The module is built from the Widget Cookiecutter, with a front-end visualization based on THREE.JS, WebGL and WebXR. The module provides a seamless workflow from the Python-side to the front-end, with the finished product being portable to any device equipped with standard browsing capabilities, with or without an active Python-kernel.
This approach opens the door to a wide range of possibilities for real-time visualization, novel approaches to traditional depictions, GPU-based implementations, VR and versatile approaches to interaction, and tools for publication, presentation, teaching and outreach. In a sense, it is also Web 3.0-ready, and embraces standards which may become important in future web architecture.
The options are too many for a single person to explore on their own, so we invite the Hylleraas community to contribute. On these pages you'll find instructions, tutorials, examples and ideas to help you get started. Please contact Audun (a.s.hansen@kjemi.uio.no) if you have questions.
High-quality 3D graphics
THREE.JS is a Javascript library for creating 3D graphics for webpages, offering a wide range of predefined geometries, materials, scene-building tools and postprocessing options for producing stunning graphics executed on your GPU and rendered in the browser.
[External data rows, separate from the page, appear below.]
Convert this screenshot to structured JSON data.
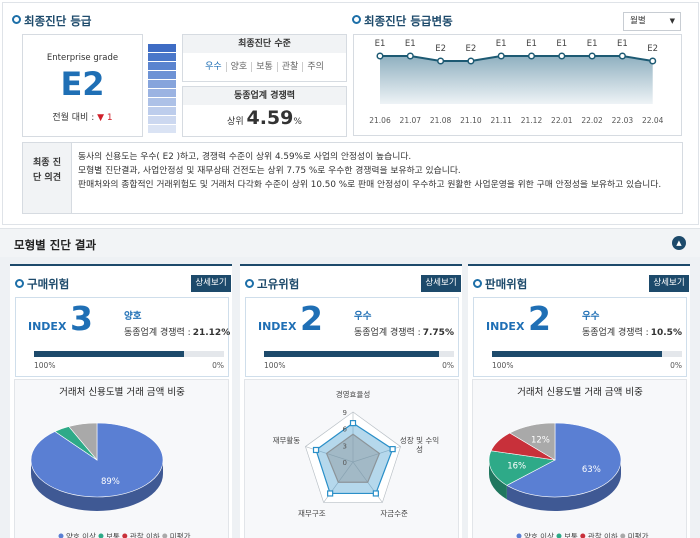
{
  "header": {
    "title": "최종진단 등급"
  },
  "grade": {
    "caption": "Enterprise grade",
    "value": "E2",
    "change_label": "전월 대비 :",
    "change_arrow": "▼",
    "change": 1
  },
  "level": {
    "title": "최종진단 수준",
    "options": [
      "우수",
      "양호",
      "보통",
      "관찰",
      "주의"
    ]
  },
  "peer": {
    "title": "동종업계 경쟁력",
    "prefix": "상위",
    "value": 4.59,
    "unit": "%"
  },
  "trend": {
    "title": "최종진단 등급변동",
    "period": "월별",
    "chart_data": {
      "type": "line",
      "categories": [
        "21.06",
        "21.07",
        "21.08",
        "21.10",
        "21.11",
        "21.12",
        "22.01",
        "22.02",
        "22.03",
        "22.04"
      ],
      "values": [
        "E1",
        "E1",
        "E2",
        "E2",
        "E1",
        "E1",
        "E1",
        "E1",
        "E1",
        "E2"
      ],
      "grades": [
        "E1",
        "E2"
      ],
      "color": "#1d5a73"
    }
  },
  "opinion": {
    "label": "최종 진단 의견",
    "lines": [
      "동사의 신용도는 우수( E2 )하고, 경쟁력 수준이 상위 4.59%로 사업의 안정성이 높습니다.",
      "모형별 진단결과, 사업안정성 및 재무상태 건전도는 상위 7.75 %로 우수한 경쟁력을 보유하고 있습니다.",
      "판매처와의 종합적인 거래위험도 및 거래처 다각화 수준이 상위 10.50 %로 판매 안정성이 우수하고 원활한 사업운영을 위한 구매 안정성을 보유하고 있습니다."
    ]
  },
  "section": {
    "title": "모형별 진단 결과"
  },
  "panels": [
    {
      "title": "구매위험",
      "button": "상세보기",
      "index_label": "INDEX",
      "index": 3,
      "status": "양호",
      "peer_label": "동종업계 경쟁력 :",
      "peer_value": 21.12,
      "peer_unit": "%",
      "bar": {
        "xlim": [
          100,
          0
        ],
        "xticks": [
          {
            "value": 100,
            "label": "100%"
          },
          {
            "value": 0,
            "label": "0%"
          }
        ]
      },
      "chart_data": {
        "type": "pie",
        "title": "거래처 신용도별 거래 금액 비중",
        "categories": [
          "양호 이상",
          "보통",
          "관찰 이하",
          "미평가"
        ],
        "values": [
          89,
          4,
          0,
          7
        ],
        "value_labels": [
          "89%",
          null,
          null,
          null
        ],
        "colors": [
          "#5a7fd3",
          "#2eaa88",
          "#c8303a",
          "#a9a9a9"
        ]
      }
    },
    {
      "title": "고유위험",
      "button": "상세보기",
      "index_label": "INDEX",
      "index": 2,
      "status": "우수",
      "peer_label": "동종업계 경쟁력 :",
      "peer_value": 7.75,
      "peer_unit": "%",
      "bar": {
        "xlim": [
          100,
          0
        ],
        "xticks": [
          {
            "value": 100,
            "label": "100%"
          },
          {
            "value": 0,
            "label": "0%"
          }
        ]
      },
      "chart_data": {
        "type": "radar",
        "categories": [
          "경영효율성",
          "성장 및 수익성",
          "자금수준",
          "재무구조",
          "재무활동"
        ],
        "rlim": [
          0,
          9
        ],
        "rticks": [
          0,
          3,
          6,
          9
        ],
        "series": [
          {
            "color": "#2a8fc8",
            "values": [
              7,
              7.5,
              7,
              7,
              7
            ]
          },
          {
            "color": "#8c9499",
            "values": [
              5,
              5,
              4.5,
              4.5,
              5
            ]
          }
        ]
      }
    },
    {
      "title": "판매위험",
      "button": "상세보기",
      "index_label": "INDEX",
      "index": 2,
      "status": "우수",
      "peer_label": "동종업계 경쟁력 :",
      "peer_value": 10.5,
      "peer_unit": "%",
      "bar": {
        "xlim": [
          100,
          0
        ],
        "xticks": [
          {
            "value": 100,
            "label": "100%"
          },
          {
            "value": 0,
            "label": "0%"
          }
        ]
      },
      "chart_data": {
        "type": "pie",
        "title": "거래처 신용도별 거래 금액 비중",
        "categories": [
          "양호 이상",
          "보통",
          "관찰 이하",
          "미평가"
        ],
        "values": [
          63,
          16,
          9,
          12
        ],
        "value_labels": [
          "63%",
          "16%",
          null,
          "12%"
        ],
        "colors": [
          "#5a7fd3",
          "#2eaa88",
          "#c8303a",
          "#a9a9a9"
        ]
      }
    }
  ]
}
Look through the examples on the official pages for inspiration, and keep in mind that all these effects are trivially reproducible within the Evince setup.
Check out the evince.spotligh-module for an example on postprocessing capabilities.
High-performance graphics
Furthermore, the framework allows you to write custom shaders (programs executed by the GPU) used for high-performance operations. Note that this does not have to be directly graphics related, the same procedure may be used to do general calculations and transfer data to and from the GPU cache. THREE.JS will likely support the modern WebGPU-standard (for modern GPUs with shared memory and other features), meaning that future capabilities will be even higher.
Customizability and extendability
The Widget Cookiecutter is a tool for making widgets for the Jupyter Environment. A widget is a piece of software connecting several layers of the Jupyter environment, with an interactive graphical user representation running on the Javascript front-end, connected to the Python-kernel using the
Portability
Evince is deployed as three separate Javascript libraries: 1. A front-end widget connected to the Python kernel, running within the Jupyter Notebook. 2. A front-end widget connected to the Python kernel, running within Jupyter Lab. 3. A standalone Javascript model viewer, distributed online from the npmjs.com content delivery network (CDN).
Interactivity
When running Evince within the Jupyter-environment, communication between the Python kernel and the front-end runs seamlessly in the back. This is possible due to the Comms-design of Jupyter itself, where variables can be synchronized between Javascript and Python using ZeroMQ.
In practice, this means that you may execute operations on the Python side which instantly updates the visual representation of the widget.